8. Flexibility, please.
Companies have been warned to ensure that their core technology has the broadest possible set of favorable operating conditions. The less flexibility on, say, Ph levels or temperature tolerance — the less wiggle room that process engineers have in designing systems that have affordable commercial scale CAPEX.

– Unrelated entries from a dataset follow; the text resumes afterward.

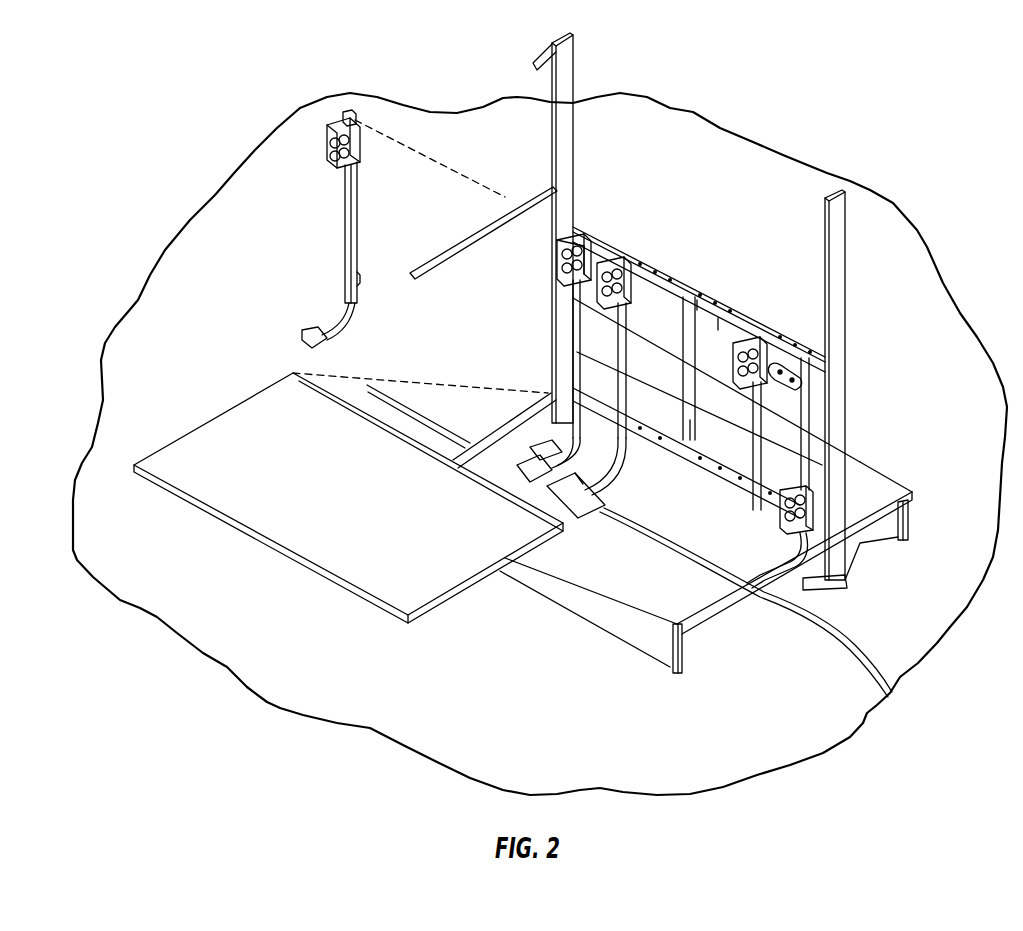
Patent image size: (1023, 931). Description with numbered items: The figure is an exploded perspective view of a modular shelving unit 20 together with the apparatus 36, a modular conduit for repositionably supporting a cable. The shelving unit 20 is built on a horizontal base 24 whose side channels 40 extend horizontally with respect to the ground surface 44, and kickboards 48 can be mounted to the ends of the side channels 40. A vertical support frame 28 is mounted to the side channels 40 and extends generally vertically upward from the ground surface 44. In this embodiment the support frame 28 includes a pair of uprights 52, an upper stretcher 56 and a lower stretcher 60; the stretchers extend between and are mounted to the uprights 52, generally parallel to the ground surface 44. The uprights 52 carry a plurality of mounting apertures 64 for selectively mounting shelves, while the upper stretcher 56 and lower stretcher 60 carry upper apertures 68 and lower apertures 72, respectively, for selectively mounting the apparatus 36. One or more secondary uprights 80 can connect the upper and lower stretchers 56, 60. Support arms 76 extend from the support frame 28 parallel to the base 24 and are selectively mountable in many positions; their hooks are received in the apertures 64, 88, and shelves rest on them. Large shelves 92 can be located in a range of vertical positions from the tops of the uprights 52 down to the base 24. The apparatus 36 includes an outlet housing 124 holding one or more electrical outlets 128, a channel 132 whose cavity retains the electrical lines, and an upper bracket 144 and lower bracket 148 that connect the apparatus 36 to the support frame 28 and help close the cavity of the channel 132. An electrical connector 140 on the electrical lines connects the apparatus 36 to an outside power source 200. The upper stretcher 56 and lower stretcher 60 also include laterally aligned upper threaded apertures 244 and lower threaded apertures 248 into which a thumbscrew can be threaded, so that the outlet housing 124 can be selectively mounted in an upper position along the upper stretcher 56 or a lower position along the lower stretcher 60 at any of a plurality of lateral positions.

The modular shelving unit 20 is at (838, 86).
The horizontal base 24 is at (715, 654).
The vertical support frame 28 is at (856, 310).
The apparatus or modular conduit 36 is at (578, 224).
The side channels 40 is at (505, 433).
The ground surface 44 is at (916, 246).
The kickboards 48 is at (605, 626).
The uprights 52 is at (567, 152).
The upper stretcher 56 is at (645, 266).
The lower stretcher 60 is at (676, 449).
The mounting apertures 64 is at (557, 262).
The upper apertures 68 is at (718, 323).
The lower apertures 72 is at (690, 415).
The support arms 76 is at (500, 222).
The secondary uprights 80 is at (680, 314).
The apertures 88 is at (690, 400).
The large shelves 92 is at (220, 425).
The outlet housing 124 is at (360, 152).
The electrical outlets 128 is at (325, 148).
The channel 132 is at (345, 220).
The electrical connector 140 is at (302, 327).
The upper bracket 144 is at (352, 113).
The lower bracket 148 is at (360, 277).
The power source 200 is at (825, 642).
The upper threaded apertures 244 is at (800, 345).
The lower threaded apertures 248 is at (600, 425).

“The industry is fine on OPEX — the trend lines are good. It’s the CAPEX. $10 per gallon of capacity, or more? It’s hard to raise at those levels. The CAPEX must come down.” That’s an oft-heard sentiment.
9. Range Fuels.
“Someone has to step in and keep that company from defaulting on its loan, and triggering the loan guarantee.” Whether it is through merger, acquisition, through the current investors serving or retiring the debt, there is a clear sense that it is a poor hour, in the wake of Solyndra, for a major USDA-granted loan guarantee to go into default.
10. Big Ideas
The industry needs a Biomass Reserve accounting system, says Ceres CEO Richard Hamilton. Oil companies have that system for accounting for their proved reserves — why can’t biomass projects?
The industry needs technology risk insurance, says Wilson Sonsini’s Chris Groobey. “The government has been doing the wraps around the technology risk, but the private sector has to step up with a pool of capital, like Lloyds, that takes on the technology risk as an opportunity to make money.